En algún momento de su vida, Mitchell tuvo problemas con el alcohol, y las muertes de su madre y de su esposa lo hundieron en una larga depresión. Llegaba a la redacción vestido con traje y sombrero –de fieltro en invierno y de paja en verano– y se encerraba en su despacho. Hay quienes recuerdan escuchar el sonido de su máquina de escribir. Otros dicen que en su escritorio solo había papel y lápiz. Cuando acababa su jornada se iba directo a casa. Las únicas 2.000 palabras que publicó en esos años de silencio fueron las del prefacio de «Up in the Old Hotel», el volumen que recoge su obra completa.
«La fabulosa taberna de McSorley» es una generosa muestra de la obra de un autor con un talento fuera de categoría
La editorial Jus ha partido de esta edición para traducir al español los textos de Mitchell en «La fabulosa taberna de McSorley y otras historias de Nueva York». Si bien no están todos los reportajes de la antología original –faltan las historias que escribió en su última etapa, entre ellas la segunda parte de Joe Gould–, «La fabulosa taberna de McSorley» es una generosa muestra de la obra de un autor con un talento fuera de categoría.
Mitchell cultivó con «insuperable maestría» el arte de plasmar «lo real como si fuera ficticio», dice Alejandro Gibert Abós en el prefacio del libro.
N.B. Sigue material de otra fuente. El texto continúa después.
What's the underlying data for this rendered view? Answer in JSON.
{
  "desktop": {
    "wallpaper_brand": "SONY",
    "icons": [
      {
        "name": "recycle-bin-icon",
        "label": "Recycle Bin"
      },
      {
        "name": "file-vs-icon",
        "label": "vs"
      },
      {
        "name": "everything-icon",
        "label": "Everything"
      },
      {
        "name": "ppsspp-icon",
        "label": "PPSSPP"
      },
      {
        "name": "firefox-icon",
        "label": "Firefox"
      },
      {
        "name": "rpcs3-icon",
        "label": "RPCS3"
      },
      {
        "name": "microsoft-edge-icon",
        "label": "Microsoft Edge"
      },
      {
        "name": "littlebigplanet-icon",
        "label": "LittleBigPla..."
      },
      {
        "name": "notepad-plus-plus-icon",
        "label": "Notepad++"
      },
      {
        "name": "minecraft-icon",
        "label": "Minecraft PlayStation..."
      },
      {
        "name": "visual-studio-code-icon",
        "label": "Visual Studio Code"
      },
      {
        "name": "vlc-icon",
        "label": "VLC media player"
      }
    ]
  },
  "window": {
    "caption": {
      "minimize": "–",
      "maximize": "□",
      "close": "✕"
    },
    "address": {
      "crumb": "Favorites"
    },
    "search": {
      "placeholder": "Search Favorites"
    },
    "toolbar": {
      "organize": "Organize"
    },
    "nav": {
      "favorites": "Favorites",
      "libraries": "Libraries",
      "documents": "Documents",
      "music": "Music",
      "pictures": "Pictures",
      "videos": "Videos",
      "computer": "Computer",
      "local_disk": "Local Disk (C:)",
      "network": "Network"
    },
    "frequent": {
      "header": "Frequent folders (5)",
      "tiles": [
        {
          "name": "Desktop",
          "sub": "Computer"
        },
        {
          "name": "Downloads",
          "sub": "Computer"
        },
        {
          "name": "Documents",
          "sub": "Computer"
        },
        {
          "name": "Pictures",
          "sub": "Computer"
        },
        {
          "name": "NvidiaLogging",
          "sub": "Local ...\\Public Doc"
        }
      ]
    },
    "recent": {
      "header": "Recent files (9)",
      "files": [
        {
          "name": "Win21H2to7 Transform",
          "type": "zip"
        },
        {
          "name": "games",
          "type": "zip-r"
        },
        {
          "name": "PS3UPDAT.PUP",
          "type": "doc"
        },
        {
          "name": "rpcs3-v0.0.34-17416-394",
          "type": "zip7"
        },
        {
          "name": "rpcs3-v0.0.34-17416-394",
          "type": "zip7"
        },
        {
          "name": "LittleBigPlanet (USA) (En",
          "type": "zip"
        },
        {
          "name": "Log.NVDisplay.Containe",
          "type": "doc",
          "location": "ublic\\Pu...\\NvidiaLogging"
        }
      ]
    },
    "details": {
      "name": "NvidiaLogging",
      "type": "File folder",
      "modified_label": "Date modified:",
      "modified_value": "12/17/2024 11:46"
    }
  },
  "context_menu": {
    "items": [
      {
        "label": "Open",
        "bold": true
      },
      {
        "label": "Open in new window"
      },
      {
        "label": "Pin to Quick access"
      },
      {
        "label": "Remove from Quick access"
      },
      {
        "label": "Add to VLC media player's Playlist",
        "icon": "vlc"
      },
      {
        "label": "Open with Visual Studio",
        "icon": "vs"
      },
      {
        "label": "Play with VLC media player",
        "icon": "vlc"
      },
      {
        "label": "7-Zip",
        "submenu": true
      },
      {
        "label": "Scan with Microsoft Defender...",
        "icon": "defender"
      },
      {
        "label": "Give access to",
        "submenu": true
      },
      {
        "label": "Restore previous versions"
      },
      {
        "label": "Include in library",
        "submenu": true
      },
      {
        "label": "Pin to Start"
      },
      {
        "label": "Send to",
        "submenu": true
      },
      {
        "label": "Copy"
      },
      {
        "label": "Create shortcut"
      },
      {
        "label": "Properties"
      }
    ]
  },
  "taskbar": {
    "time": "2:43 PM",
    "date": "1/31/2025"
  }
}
Escribió Nuevo Periodismo antes que los charlatanes del Nuevo Periodismo. Pero lo hizo, aunque Gibert Abós lo minimice, con trampas. Esa sombra perseguirá siempre a Mitchell. Las dudas sobre la veracidad de algunas de sus historias son más que meras «distorsiones». Thomas Kunkel demostró en «Man in Profile» que el autor cruzó en ocasiones la línea prohibida del periodista: inventó algún personaje, narró escenas inexistentes y alteró diálogos. ¿Debe esto condicionar la obra de Mitchell? No, dice el actual director de «The New Yorker», David Remnick : «Él trabajaba en un escenario distinto y con otras reglas». Mitchell, dice Remnick, no era un periodista; era un artista.